Absolutely fine :-), I know what you mean. I have been googling a lot today, but not yet found any probable culprit to this problem. There seem to be others that have issues with the Z-stick and errors such as:

ERROR: Dropping command, expected response not received after 6 attempt(s)

but no solutions. I will keep looking and maybe buy another Z-stick and try. Hopefully I will not need to start from scratch with my z-wave network.

If you get a new Z-stick, you will need to pair all your devices again.
Aeotec does have backup software where you can copy the pairing information from the old Z-stick to the new one but there will be some loss.
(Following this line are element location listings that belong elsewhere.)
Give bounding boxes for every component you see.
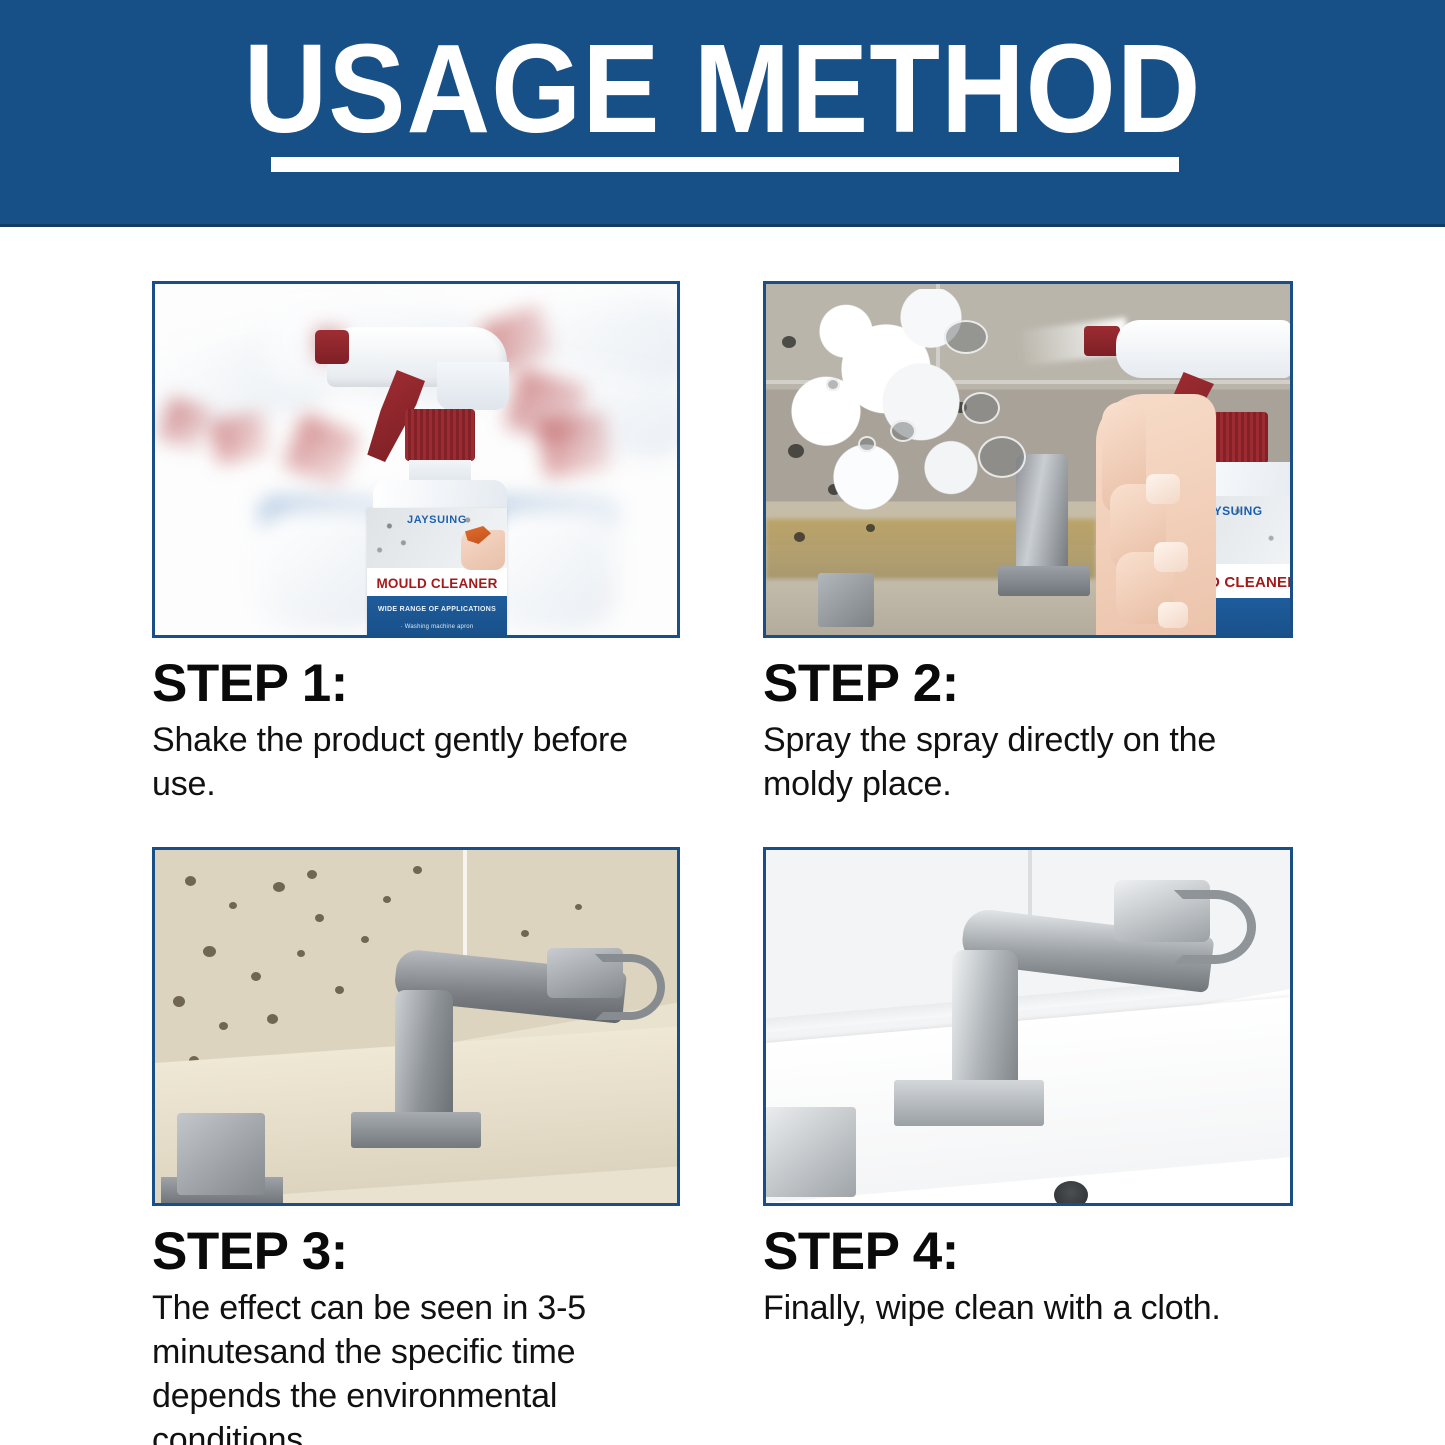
step-3-title: STEP 3:: [152, 1224, 680, 1280]
label-blue-panel: WIDE RANGE OF APPLICATIONS · Washing mac…: [367, 596, 507, 638]
faucet-knob: [766, 1107, 856, 1197]
step-4-title: STEP 4:: [763, 1224, 1293, 1280]
fingernail-3: [1158, 602, 1188, 628]
faucet-base: [998, 566, 1090, 596]
fingernail-2: [1154, 542, 1188, 572]
fingernail-1: [1146, 474, 1180, 504]
trigger-neck: [437, 362, 509, 410]
step-2-description: Spray the spray directly on the moldy pl…: [763, 718, 1293, 806]
step-3-photo-frame: [152, 847, 680, 1206]
photo-shake-bottle: JAYSUING MOULD CLEANER WIDE RANGE OF APP…: [155, 284, 677, 635]
label-application-item: · Washing machine apron: [367, 624, 507, 630]
drain-hole: [1054, 1181, 1088, 1203]
step-1-description: Shake the product gently before use.: [152, 718, 680, 806]
spray-head: [1116, 320, 1290, 378]
photo-clean-faucet: [766, 850, 1290, 1203]
label-product-name: MOULD CLEANER: [367, 576, 507, 591]
usage-method-infographic: USAGE METHOD: [0, 0, 1445, 1445]
faucet-riser-base: [351, 1112, 481, 1148]
tile-seam: [1028, 850, 1032, 920]
header-banner: USAGE METHOD: [0, 0, 1445, 227]
faucet-handle-loop: [595, 954, 665, 1020]
step-2-title: STEP 2:: [763, 656, 1293, 712]
step-3-description: The effect can be seen in 3-5 minutesand…: [152, 1286, 680, 1445]
label-applications-heading: WIDE RANGE OF APPLICATIONS: [367, 606, 507, 613]
trigger-nozzle: [315, 330, 349, 364]
title-underline: [271, 157, 1179, 172]
step-4-description: Finally, wipe clean with a cloth.: [763, 1286, 1293, 1330]
faucet-handle-loop: [1174, 890, 1256, 964]
label-brand: JAYSUING: [367, 514, 507, 526]
photo-spray-on-mold: JAYSUING MOULD CLEANER: [766, 284, 1290, 635]
product-label: JAYSUING MOULD CLEANER WIDE RANGE OF APP…: [367, 508, 507, 638]
faucet-riser: [952, 950, 1018, 1090]
photo-dirty-faucet: [155, 850, 677, 1203]
faucet-knob: [818, 573, 874, 627]
step-card-3: STEP 3: The effect can be seen in 3-5 mi…: [152, 847, 680, 1445]
step-1-photo-frame: JAYSUING MOULD CLEANER WIDE RANGE OF APP…: [152, 281, 680, 638]
step-2-photo-frame: JAYSUING MOULD CLEANER: [763, 281, 1293, 638]
tile-seam: [463, 850, 467, 968]
faucet-knob: [177, 1113, 265, 1195]
step-card-4: STEP 4: Finally, wipe clean with a cloth…: [763, 847, 1293, 1330]
page-title: USAGE METHOD: [58, 26, 1387, 152]
step-1-title: STEP 1:: [152, 656, 680, 712]
bottle-cap: [405, 409, 475, 461]
step-card-1: JAYSUING MOULD CLEANER WIDE RANGE OF APP…: [152, 281, 680, 806]
faucet-riser: [395, 990, 453, 1120]
steps-grid: JAYSUING MOULD CLEANER WIDE RANGE OF APP…: [0, 227, 1445, 1445]
spray-nozzle: [1084, 326, 1120, 356]
step-card-2: JAYSUING MOULD CLEANER STEP 2: Spray the…: [763, 281, 1293, 806]
faucet-riser-base: [894, 1080, 1044, 1126]
step-4-photo-frame: [763, 847, 1293, 1206]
Oh, but they do, but it is for Windows only. I used it yesterday to back up my Z-stick. You can also turn off the “disco lights” on the stick with that program. Remains to be seen how a restore works, though.

Since you are using Hass.io, I would suggest you try reinstalling to a new SD card and restore your configuration before swapping the Z-stick.

After testing virtually everything including fresh hass.io install with old z-stick, old hass.io install with brand new and empty z-stick etc. etc. I started to analyze my mesh network and the errors I got a little bit more carefully.

I found that some nodes were showing up in the log 20 000 times or more. All three of them were NodOn MSP-3-1-XX Micro Smart Plugs. I have four of them in the same room, and in two of them in the same dual power socket. I pulled those out and restarted HA, and things started to go back to normal. Most nodes started to show neighbours again and seem to react to commands.

There are, however, some strange things in my z-wave network when it comes to neighbouring. Maybe I will have to shuffle devices around a bit to make it work as good as possible. I will continue to work with this, but it is interesting that a few bad nodes can choke the whole mesh network. A bit too sensitive in my view.